On the first day of school for Chicago Public Schools, the inequalities remain apparent in buildings that are not full of affluent students.  CEO Forrest Claypool will visit a state-of-the-art high school in Gage Park today that's six years old and blocks away from a run down high-school building with more promise.

At Hancock College Prep--the city's newest and only Selective Enrollment high school on the Southwest side--the architecture continues to crumble, and drip, and swell.

  • What looks like mold forms on a window sill
  • Leaks with unidentifiable sources cause paint to flake
  • Chunks of ceiling fall because of condensation
  • Buckets catch dripping water
  • Some toilets remain out of order due to plumbing issues
  • Floor tiles swell because of trapped humidity--even after they've been replaced
  • The heating and cooling system requires constant maintenance and remains undependable or inadequate
  • For the second year, the giant stage remains dangerous and off limits while a screen hangs over it, limiting music and arts education and, believe it or not, our P.E. classes (the gym is too small so they meet in the auditorium)

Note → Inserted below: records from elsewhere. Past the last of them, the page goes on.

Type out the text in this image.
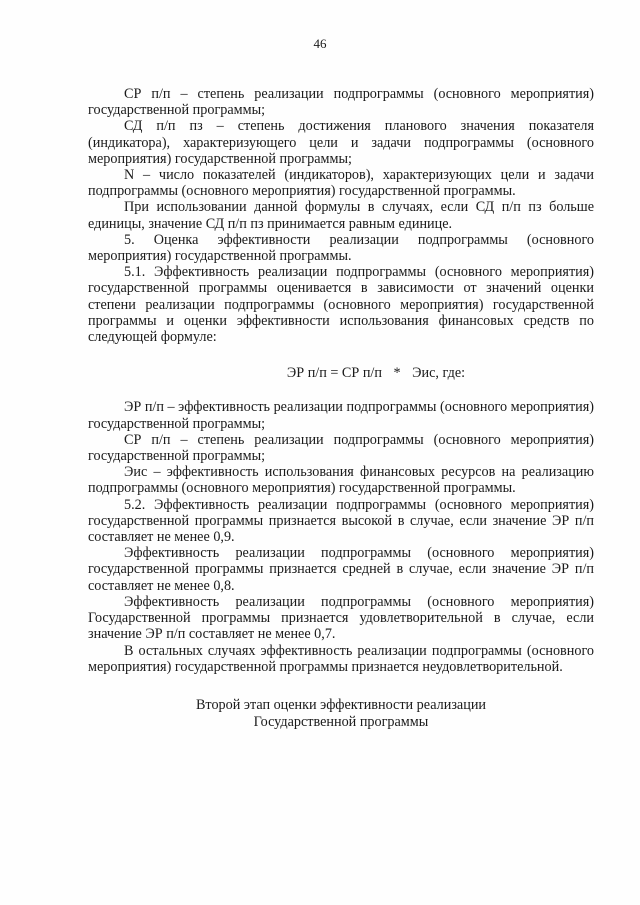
46

СР п/п – степень реализации подпрограммы (основного мероприятия) государственной программы;

СД п/п пз – степень достижения планового значения показателя (индикатора), характеризующего цели и задачи подпрограммы (основного мероприятия) государственной программы;

N – число показателей (индикаторов), характеризующих цели и задачи подпрограммы (основного мероприятия) государственной программы.

При использовании данной формулы в случаях, если СД п/п пз больше единицы, значение СД п/п пз принимается равным единице.

5. Оценка эффективности реализации подпрограммы (основного мероприятия) государственной программы.

5.1. Эффективность реализации подпрограммы (основного мероприятия) государственной программы оценивается в зависимости от значений оценки степени реализации подпрограммы (основного мероприятия) государственной программы и оценки эффективности использования финансовых средств по следующей формуле:

ЭР п/п = СР п/п * Эис, где:

ЭР п/п – эффективность реализации подпрограммы (основного мероприятия) государственной программы;

СР п/п – степень реализации подпрограммы (основного мероприятия) государственной программы;

Эис – эффективность использования финансовых ресурсов на реализацию подпрограммы (основного мероприятия) государственной программы.

5.2. Эффективность реализации подпрограммы (основного мероприятия) государственной программы признается высокой в случае, если значение ЭР п/п составляет не менее 0,9.

Эффективность реализации подпрограммы (основного мероприятия) государственной программы признается средней в случае, если значение ЭР п/п составляет не менее 0,8.

Эффективность реализации подпрограммы (основного мероприятия) Государственной программы признается удовлетворительной в случае, если значение ЭР п/п составляет не менее 0,7.

В остальных случаях эффективность реализации подпрограммы (основного мероприятия) государственной программы признается неудовлетворительной.

Второй этап оценки эффективности реализации
Государственной программы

Still, thousands of students applied for a couple hundred seats this fall.  And almost 1,000 students will show up regularly, work hard, and achieve.  Hancock is a good place for adolescents to be.

The Hancock administration and engineering staff does everything it can to address the countless problems in our building.

The custodians are some of the kindest, hardest working people you'll ever meet.

But it's unreasonable to expect them to fix problems in a building  that cannot be fixed.

If we were a school with a multitude of affluent, mostly white students, we wouldn't have these problems.

The city had money for Jones, and Northside, and Payton--all Selective Enrollment high schools just like Hancock.  Those school buildings rose in communities with economic and political power.

It's clear the city has money for what it wants.

And it's clear that Hancock College Prep needs and deserves a new building.  CEO Forrest Claypool should stop by today.